On 4 December 2025, Nigeria's National Council on Climate Change (NCCC) and Sustainable Energy for All (SEforALL) held the first Cooling Marketplace session in Lagos, aimed at advancing sustainable cooling through targeted finance mobilisation. The initiative builds on the framework of the Mission Efficiency Marketplace and marks the launch of a national platform to transform cooling priorities into investment-ready projects.
The event responds to findings from Chilling Prospects 2025, which highlights that around 125 million Nigerians are at risk due to inadequate access to cooling. These risks span sectors including food security, healthcare, and urban resilience. Simultaneously, an estimated 101 million people are expected to purchase low-cost cooling appliances, which could result in long-term energy inefficiency and increased emissions if standards are not improved.

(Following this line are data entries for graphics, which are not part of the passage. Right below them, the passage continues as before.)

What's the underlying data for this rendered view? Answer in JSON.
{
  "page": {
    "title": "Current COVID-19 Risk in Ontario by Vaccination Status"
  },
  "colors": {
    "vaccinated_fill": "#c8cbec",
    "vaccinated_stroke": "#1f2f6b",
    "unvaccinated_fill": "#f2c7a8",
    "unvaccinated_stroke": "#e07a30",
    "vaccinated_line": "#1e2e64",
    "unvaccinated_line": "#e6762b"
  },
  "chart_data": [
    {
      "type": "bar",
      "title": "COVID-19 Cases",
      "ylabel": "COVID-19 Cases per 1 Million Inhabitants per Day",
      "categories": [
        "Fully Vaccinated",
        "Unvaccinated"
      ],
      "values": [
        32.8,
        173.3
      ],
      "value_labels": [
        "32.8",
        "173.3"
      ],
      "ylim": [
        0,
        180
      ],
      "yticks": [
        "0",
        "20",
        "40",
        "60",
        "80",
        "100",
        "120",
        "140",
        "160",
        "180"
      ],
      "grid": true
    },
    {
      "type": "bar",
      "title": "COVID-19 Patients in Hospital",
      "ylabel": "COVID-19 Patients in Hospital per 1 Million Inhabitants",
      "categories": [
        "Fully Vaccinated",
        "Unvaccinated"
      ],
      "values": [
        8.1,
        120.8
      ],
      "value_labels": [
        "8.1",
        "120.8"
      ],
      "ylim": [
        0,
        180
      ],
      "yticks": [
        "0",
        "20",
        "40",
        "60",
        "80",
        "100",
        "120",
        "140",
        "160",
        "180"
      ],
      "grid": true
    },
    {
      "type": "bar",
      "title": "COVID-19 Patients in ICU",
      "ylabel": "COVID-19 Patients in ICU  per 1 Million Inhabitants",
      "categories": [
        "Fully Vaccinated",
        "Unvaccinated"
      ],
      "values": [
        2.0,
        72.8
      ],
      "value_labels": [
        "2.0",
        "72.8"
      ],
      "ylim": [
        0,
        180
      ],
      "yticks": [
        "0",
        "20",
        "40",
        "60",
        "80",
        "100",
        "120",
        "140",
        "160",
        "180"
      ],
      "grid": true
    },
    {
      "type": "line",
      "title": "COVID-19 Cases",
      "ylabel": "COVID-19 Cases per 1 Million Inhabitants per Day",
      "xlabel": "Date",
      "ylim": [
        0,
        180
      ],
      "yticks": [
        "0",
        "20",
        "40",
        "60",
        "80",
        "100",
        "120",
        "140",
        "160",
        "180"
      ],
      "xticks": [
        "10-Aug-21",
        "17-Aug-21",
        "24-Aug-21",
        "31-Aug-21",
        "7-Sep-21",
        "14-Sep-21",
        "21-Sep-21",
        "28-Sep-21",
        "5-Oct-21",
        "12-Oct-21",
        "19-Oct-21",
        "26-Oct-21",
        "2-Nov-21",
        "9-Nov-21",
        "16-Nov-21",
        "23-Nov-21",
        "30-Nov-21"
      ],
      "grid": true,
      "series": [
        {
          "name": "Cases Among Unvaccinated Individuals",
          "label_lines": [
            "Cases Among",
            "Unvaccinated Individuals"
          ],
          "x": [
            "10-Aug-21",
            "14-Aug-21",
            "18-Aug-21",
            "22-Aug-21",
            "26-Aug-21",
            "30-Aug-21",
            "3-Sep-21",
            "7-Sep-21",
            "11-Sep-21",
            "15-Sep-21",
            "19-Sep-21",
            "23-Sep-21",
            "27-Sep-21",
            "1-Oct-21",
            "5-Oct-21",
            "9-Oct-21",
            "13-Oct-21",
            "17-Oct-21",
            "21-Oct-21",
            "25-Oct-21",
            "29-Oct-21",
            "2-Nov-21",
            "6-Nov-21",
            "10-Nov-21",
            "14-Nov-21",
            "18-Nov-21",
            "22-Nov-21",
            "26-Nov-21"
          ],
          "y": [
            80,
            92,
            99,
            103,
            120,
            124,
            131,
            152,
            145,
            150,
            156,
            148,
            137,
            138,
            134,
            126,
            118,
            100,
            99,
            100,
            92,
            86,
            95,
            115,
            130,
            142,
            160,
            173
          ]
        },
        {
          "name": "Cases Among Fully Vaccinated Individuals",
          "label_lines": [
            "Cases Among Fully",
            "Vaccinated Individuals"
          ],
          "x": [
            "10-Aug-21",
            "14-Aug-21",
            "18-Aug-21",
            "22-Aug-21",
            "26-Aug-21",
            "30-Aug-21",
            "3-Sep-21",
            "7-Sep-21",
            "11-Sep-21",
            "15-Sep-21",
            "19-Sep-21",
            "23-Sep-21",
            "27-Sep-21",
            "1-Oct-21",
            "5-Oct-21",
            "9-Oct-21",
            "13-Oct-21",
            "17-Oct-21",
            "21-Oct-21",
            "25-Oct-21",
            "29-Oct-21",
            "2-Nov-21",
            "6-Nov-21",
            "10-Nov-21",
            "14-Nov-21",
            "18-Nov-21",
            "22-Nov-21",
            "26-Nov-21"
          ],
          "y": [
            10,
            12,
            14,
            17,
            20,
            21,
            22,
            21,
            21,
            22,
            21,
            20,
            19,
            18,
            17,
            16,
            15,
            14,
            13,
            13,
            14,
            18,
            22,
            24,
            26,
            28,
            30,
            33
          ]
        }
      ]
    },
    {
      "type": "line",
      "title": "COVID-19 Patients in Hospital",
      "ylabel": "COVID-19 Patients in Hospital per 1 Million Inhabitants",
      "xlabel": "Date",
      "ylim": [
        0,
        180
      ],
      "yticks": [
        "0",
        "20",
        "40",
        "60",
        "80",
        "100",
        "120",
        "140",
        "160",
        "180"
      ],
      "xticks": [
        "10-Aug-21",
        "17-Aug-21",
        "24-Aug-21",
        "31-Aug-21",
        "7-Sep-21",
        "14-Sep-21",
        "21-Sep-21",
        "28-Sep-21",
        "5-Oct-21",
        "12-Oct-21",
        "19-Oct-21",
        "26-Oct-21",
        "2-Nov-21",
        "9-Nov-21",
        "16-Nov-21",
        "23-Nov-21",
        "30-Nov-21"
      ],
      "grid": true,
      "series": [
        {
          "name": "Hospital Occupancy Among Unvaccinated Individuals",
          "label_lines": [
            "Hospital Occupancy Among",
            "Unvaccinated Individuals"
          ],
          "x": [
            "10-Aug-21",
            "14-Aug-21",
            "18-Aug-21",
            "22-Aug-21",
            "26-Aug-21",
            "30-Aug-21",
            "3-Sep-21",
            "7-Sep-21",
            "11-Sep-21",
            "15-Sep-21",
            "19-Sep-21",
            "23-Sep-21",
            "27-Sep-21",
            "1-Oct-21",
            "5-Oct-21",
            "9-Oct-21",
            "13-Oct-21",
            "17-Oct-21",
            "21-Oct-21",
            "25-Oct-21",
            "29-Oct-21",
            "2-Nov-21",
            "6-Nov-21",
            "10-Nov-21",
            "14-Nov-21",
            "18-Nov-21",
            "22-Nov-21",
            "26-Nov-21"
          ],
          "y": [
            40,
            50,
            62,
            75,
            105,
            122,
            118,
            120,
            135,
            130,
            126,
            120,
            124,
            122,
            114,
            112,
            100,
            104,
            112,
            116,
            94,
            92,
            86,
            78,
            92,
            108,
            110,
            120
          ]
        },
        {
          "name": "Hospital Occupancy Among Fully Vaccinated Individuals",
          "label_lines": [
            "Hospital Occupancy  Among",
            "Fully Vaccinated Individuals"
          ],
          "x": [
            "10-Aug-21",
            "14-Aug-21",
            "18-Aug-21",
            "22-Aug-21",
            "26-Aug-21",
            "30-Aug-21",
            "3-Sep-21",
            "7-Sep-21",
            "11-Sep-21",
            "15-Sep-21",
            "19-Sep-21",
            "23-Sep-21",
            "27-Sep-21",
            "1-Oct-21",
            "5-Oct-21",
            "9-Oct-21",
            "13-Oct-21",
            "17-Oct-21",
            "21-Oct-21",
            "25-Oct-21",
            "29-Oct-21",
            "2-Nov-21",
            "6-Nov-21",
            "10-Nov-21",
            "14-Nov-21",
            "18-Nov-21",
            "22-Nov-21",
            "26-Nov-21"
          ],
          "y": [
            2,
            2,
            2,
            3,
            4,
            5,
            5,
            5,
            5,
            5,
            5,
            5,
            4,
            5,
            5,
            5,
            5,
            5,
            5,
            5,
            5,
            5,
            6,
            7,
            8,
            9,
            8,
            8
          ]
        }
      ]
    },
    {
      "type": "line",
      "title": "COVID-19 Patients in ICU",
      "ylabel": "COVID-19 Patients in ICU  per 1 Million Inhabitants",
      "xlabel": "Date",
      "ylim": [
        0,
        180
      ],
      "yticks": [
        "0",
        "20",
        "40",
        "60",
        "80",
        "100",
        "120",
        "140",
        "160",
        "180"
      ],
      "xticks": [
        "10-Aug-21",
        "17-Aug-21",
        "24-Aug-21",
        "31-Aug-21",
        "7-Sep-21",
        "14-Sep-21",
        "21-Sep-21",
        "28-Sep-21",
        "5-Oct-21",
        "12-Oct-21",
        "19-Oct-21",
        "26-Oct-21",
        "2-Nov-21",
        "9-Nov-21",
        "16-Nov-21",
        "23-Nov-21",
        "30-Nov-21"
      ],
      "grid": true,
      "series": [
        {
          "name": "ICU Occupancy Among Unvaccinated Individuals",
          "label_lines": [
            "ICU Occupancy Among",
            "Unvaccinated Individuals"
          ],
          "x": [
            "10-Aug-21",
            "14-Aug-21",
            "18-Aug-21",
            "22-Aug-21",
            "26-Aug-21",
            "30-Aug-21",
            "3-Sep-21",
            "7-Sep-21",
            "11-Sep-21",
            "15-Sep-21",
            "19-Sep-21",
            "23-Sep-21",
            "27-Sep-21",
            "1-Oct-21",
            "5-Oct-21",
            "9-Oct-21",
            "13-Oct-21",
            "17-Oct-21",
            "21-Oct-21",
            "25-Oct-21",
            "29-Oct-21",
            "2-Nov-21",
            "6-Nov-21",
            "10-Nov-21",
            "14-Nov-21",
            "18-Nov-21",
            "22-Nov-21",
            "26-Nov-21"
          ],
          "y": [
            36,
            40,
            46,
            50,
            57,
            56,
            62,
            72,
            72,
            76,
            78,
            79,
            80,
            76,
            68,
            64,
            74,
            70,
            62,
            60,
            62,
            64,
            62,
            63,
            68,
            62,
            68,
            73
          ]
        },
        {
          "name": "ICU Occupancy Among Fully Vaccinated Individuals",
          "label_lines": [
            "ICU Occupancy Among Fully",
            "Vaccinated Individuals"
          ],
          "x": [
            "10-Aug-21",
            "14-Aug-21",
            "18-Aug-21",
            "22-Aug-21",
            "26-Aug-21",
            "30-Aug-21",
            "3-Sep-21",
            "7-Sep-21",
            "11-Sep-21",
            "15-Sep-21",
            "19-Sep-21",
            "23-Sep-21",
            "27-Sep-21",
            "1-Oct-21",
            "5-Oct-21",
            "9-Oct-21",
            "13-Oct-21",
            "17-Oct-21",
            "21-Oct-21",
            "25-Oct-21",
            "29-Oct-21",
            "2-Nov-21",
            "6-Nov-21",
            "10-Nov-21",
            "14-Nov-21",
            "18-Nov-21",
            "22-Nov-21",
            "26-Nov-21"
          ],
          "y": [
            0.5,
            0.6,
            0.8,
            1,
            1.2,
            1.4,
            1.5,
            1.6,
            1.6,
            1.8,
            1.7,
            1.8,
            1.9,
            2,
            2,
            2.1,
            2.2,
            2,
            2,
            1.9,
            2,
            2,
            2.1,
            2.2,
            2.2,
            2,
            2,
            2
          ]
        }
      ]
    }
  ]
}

The Cooling Marketplace convened stakeholders from government, finance, industry, and philanthropy to address the country’s cooling “investment gap.” Sessions focused on Nigeria’s Kigali Amendment implementation, urban heat in Lagos, and strategies to align standards and financing mechanisms with national priorities.
Breakout discussions covered agriculture and cold chains, healthcare and vaccine storage, and urban cooling in buildings. Key actions proposed included promoting cooling-as-a-service, shared cold storage for farmer clusters, efficient facility designs for health centres, and expanding minimum energy performance standards (MEPS) alongside technical capacity building. Participants also identified district cooling as a potential future opportunity.

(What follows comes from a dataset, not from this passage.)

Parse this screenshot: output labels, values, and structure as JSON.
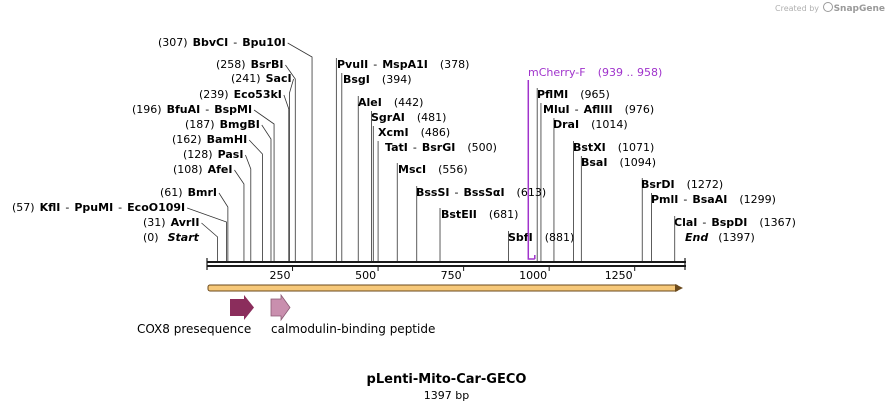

“For Nigeria, sustainable cooling is a climate priority. This Marketplace supports the National Council on Climate Change’s mandate to coordinate action across sectors, strengthen implementation, and ensure cooling policies translate into concrete, investable solutions that deliver results on the ground,” said Uboho Ekpo, Principal Scientific Officer, NCCC.
The event concluded with plans to form a Nigeria Cooling Community of Practice, led by an NCCC-hosted secretariat and working groups focused on policy, finance, capacity building, and sectoral solutions. Early deliverables include a national sustainable cooling brief, investment guides, packaged projects for investors, and impact measurement tools.
“Nigeria needs cooling solutions that are affordable, efficient, and scalable. This Marketplace creates a practical space to align policy, finance, and industry, turning cooling priorities into investment-ready projects with real development impact,” said Emeka Oragunye, Regional Director, Africa, SEforALL.
Participants, including the World Bank IFC, view this first session as a foundation for future collaboration and nationwide scale-up of sustainable cooling efforts.